# Jack and maisey at the beach!



## Ryan2009 (Jul 3, 2009)

few pictures of jack and maisey (brother and sister) at skegness x


----------



## scosha37 (Feb 24, 2008)

There really good pictures..

Are they same kind of breed they just look the same but diff colour..lol.


----------



## Ryan2009 (Jul 3, 2009)

yea they're both jack russell x bichon frise! i brought my girlfriend maisey and then was obesessed with jack and went back a day later because i had to have him!


----------



## Ryan2009 (Jul 3, 2009)

Heres some more 



























































































In the caravan:


----------



## scosha37 (Feb 24, 2008)

Ryan2009 said:


> yea they're both jack russell x bichon frise! i brought my girlfriend maisey and then was obesessed with jack and went back a day later because i had to have him!


Aww thats nice to hear that!... and again lovely pictures ... Blob on it way...:thumbup:


----------



## Ryan2009 (Jul 3, 2009)

blob on it way? lol i dont understand?


----------



## SeaThreePeeO (Sep 15, 2008)

Wow, great pictures! Maisey and Jack look stunning. wonderful looking little dogs.
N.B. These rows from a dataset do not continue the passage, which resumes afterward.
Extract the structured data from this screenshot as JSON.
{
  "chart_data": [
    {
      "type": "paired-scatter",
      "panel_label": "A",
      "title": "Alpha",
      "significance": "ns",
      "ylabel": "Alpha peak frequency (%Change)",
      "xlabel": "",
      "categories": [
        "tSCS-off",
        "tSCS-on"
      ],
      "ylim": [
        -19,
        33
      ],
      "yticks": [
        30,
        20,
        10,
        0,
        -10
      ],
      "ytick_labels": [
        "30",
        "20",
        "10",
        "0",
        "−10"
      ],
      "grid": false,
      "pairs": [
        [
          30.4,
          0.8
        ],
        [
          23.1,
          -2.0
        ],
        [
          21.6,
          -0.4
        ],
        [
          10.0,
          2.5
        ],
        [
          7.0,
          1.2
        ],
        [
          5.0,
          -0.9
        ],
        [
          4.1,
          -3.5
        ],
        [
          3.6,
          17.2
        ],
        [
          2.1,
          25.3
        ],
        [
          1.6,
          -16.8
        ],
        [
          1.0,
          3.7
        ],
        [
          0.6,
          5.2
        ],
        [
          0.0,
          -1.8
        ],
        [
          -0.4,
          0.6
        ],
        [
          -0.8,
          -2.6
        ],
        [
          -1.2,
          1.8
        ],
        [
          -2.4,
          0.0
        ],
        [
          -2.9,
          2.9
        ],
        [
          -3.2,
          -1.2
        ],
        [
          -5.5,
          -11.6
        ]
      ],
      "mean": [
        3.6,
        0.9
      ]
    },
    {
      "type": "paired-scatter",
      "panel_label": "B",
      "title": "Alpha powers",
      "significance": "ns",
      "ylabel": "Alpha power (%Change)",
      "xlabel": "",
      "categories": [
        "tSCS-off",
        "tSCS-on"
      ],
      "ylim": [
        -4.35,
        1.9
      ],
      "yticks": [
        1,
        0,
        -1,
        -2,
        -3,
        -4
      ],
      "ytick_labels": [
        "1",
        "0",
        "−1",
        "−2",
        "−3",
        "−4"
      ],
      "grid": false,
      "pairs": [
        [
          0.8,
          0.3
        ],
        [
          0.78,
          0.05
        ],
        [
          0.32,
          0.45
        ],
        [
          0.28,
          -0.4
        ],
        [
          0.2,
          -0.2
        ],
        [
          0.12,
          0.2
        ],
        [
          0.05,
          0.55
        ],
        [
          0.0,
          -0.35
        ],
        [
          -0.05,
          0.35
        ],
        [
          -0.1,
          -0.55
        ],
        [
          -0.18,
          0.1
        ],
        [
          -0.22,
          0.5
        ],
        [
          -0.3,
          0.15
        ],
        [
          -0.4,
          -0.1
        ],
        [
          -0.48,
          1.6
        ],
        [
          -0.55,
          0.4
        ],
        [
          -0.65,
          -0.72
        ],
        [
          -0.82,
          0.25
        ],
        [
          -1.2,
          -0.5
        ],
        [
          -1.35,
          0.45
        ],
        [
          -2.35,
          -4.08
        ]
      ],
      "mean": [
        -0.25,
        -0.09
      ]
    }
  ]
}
I have fallen in love.


----------



## Ryan2009 (Jul 3, 2009)

awww thank you


----------



## Cavalierlover123 (May 27, 2009)

Aw thats such a cute story bet Jack was glad to see you coming back for him!
There gorg dogs, any pics of maisey when shes all dry?? lol


----------



## Matrix/Logan (May 7, 2009)

Great pictures, my friend has a little dog called Maisie and she is almost identical to your Maisie!!! She is a wire coated jrt.


----------



## archielee (Jan 30, 2009)

looks like they are having so much fun


----------



## Ryan2009 (Jul 3, 2009)

thats the only "dry" picture i have of maisey lol its from a few months ago, shes my girlfriends dog so when i see her later ill get some more


----------



## scosha37 (Feb 24, 2008)

Ryan2009 said:


> blob on it way? lol i dont understand?


I am give you rep/ green blob for your nice pictures..


----------



## Ryan2009 (Jul 3, 2009)

scosha37 said:


> I am give you rep/ green blob for your nice pictures..


i may be really stupid but i still dont understand? lol


----------



## Ryan2009 (Jul 3, 2009)

i now understand what it means


----------



## Guest (Jul 15, 2009)

Gorgeous dogs!  I haven't been to Skeggy in years!


----------



## sequeena (Apr 30, 2009)

Gorgeous pics


----------